Hasan terus melihat ke belakang dengan raut wajah tidak suka, ia terus memperhatikan sesosok gadis yang baru saja turun dari bendi yang kini di naiki oleh Hasan dan Ranan juga seorang kursi yang dari tadi hanya diam.
"Ang nan ka Iyo se lah, Ranan."
(Lo yang benar aja, Ranan)
Begitulah kalimat yang Hasan ucapkan saat siluet perempuan tadi telah hilang di balik belokan yang baru saja mereka lewati, kini tatapan heran ia tujukan pada sahabat baiknya yang sedari tadi membuat Hasan jengah."Apanya?" Ranan menjawab dengan wajah kebingungan tidak tahu kemana tujuan pertanyaan yang di berikan oleh Hasan barusan.
Hasan berdecih, Ranan ini benar benar tidak mengerti atau malah pura pura tidak paham?
"Ang yo bana suko ka urang Cino tu?"
(Lo beneran suka orang China itu?)
Tanpa sadar Hasan bertanya dengan nada tinggi.Walaupun mendengar nada tinggi dari Hasan, Ranan hanya tersenyum tanpa berniat menjawab pertanyaan dari Hasan barusan.
Senyuman lebar dari Ranan membuat Hasan paham dan mendapatkan jawaban dari pertanyaannya sendiri. Hasan menghembuskan nafas berat.
"Bapikia lah ang Ranan. Kalau ang kawin Samo urang Cino tu, indak ba suku anak ang."
(Coba pikirin Ranan. Kalau lo nikah sama orang China itu, anak lo gak ada suku.)
Setengah emosi Hasan berbicara setengah senyuman yang Ranan berikan."Ingak, apak ang pangulu adaik di nagari ko. Aden yakin Mak Datuak tu dak ka ma agiah ang restu."
(Ingat, ayahmu penghulu adat di negri ini, aku yakin Mak Datuak gak bakal kasih kamu restu.)"Aden tahu, tapi kalau hati lah Kanai dak bisa di ubah lai." Begitulah jawaban yang Ranan berikan pada celotehan panjang dari sahabat karibnya itu, membuat Hasan hanya bisa geleng geleng kepala.
"Panek den ngecek samo urang kareh angok ko."
(Gue capek ngomong sama orang keras kepala begini.)
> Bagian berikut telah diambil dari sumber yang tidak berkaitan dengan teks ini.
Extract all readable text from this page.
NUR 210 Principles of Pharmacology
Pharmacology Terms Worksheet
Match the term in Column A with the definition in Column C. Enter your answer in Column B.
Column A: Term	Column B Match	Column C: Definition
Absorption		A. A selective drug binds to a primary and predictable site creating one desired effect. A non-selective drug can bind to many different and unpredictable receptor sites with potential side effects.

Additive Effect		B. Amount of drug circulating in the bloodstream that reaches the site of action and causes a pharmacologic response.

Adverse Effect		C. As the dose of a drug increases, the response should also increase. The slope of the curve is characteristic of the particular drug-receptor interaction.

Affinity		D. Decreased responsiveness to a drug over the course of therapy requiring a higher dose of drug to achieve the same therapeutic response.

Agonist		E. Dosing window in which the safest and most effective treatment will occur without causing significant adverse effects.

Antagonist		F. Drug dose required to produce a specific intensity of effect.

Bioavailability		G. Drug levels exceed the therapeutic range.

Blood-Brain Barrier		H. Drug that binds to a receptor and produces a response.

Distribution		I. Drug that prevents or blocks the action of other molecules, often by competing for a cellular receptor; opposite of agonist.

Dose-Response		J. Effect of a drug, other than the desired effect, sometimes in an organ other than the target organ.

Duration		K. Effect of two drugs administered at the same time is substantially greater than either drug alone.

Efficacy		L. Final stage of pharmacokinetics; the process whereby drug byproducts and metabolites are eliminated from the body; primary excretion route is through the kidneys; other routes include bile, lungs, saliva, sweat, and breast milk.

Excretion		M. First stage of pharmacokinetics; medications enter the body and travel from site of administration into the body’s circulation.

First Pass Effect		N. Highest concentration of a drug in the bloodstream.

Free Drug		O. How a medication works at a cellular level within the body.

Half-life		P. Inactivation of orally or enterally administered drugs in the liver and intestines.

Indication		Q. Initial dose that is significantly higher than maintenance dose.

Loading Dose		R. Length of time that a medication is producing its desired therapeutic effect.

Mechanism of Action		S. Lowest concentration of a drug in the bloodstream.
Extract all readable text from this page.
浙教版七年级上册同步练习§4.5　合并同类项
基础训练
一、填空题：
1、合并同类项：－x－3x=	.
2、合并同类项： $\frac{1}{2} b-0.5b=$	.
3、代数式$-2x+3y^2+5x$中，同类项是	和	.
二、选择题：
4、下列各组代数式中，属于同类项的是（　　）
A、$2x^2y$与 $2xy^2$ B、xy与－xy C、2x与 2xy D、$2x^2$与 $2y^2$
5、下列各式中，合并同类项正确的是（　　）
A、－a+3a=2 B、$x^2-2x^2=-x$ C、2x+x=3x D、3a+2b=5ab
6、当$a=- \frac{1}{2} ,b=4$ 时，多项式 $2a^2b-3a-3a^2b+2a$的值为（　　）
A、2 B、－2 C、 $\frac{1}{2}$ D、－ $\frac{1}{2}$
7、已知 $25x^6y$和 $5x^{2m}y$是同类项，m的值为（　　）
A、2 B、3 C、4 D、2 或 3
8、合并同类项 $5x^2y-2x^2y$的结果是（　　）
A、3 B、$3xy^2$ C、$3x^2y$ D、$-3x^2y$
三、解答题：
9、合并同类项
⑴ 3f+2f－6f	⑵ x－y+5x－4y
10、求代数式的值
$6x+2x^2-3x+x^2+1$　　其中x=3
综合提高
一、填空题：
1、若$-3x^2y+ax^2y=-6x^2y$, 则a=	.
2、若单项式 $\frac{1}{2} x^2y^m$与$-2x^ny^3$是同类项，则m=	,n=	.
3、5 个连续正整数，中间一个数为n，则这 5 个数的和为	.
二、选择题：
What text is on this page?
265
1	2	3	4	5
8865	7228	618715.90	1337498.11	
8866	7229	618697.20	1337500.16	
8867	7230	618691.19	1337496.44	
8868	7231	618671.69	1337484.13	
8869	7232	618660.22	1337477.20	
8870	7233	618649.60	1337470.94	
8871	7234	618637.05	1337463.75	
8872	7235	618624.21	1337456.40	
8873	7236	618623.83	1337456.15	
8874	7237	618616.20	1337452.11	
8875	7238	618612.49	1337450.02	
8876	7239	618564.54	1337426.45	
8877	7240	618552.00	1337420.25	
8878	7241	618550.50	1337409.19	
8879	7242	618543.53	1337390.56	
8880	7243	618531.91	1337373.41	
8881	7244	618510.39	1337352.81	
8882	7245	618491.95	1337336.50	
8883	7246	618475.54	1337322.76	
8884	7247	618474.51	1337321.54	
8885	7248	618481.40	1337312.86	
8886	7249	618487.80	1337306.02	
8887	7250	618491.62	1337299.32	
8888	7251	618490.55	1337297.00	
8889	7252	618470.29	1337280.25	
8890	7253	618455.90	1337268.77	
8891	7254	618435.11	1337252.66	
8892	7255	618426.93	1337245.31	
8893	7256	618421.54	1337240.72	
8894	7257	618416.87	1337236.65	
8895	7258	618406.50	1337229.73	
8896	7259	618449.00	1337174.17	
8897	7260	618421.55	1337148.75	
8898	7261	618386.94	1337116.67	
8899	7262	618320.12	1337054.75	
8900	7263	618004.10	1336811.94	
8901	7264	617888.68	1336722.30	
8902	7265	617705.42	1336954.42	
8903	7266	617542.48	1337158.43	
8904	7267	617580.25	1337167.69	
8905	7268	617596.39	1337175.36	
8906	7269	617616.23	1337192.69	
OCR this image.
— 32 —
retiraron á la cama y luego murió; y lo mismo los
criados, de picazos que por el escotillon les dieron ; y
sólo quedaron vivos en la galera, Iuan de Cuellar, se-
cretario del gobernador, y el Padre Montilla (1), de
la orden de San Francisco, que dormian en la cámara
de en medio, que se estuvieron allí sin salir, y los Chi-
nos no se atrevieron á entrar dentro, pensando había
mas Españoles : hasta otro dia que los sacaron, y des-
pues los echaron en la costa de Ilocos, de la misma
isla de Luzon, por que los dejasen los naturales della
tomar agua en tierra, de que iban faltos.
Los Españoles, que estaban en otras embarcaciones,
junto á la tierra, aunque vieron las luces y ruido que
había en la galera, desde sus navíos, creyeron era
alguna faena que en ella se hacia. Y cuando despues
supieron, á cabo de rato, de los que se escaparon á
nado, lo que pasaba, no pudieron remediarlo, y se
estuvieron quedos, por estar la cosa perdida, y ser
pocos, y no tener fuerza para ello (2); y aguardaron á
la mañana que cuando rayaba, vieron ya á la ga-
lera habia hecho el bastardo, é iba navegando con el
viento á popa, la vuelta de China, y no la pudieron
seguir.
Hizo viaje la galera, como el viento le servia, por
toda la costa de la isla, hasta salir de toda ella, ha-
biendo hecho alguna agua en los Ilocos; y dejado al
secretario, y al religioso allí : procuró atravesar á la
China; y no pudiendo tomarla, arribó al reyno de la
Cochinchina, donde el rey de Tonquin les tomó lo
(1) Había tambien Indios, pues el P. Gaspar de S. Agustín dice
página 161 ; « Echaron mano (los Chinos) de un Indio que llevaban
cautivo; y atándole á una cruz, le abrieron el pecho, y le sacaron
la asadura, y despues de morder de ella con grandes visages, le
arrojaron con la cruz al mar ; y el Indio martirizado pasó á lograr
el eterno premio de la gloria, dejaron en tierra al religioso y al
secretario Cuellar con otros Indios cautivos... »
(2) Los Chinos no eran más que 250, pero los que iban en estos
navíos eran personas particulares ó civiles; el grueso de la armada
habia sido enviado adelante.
Itulah akhir dari percakapan mereka siang itu, dengan Hasan yang berusaha menenangkan diri sendiri agar tidak kembali memberikan pengarahan kepada Ranan dan dengan Ranan yang terus terbayang bayang gadis asing yang baru saja datang ke negrinya itu.Dia siang yang sama di hari yang sama, Hua berlari kecil di halaman rumah milik keluarga Ratih menuju tangga rumah dengan wajahnya yang jelita di hiasi senyuman yang juga jelita.
Hua sampai di depan rumah, di bukanya sendal yang ia pakai kemudian masuk ke dalam rumah dan langsung mengambil segelas air ke dapur dan membawakannya ke kamar Ratih.
"Ratih? Kau sudah baikan?" Hua melihat Ratih yang sudah duduk bersandar pada kepala ranjang langsung menghampiri temanya tersebut.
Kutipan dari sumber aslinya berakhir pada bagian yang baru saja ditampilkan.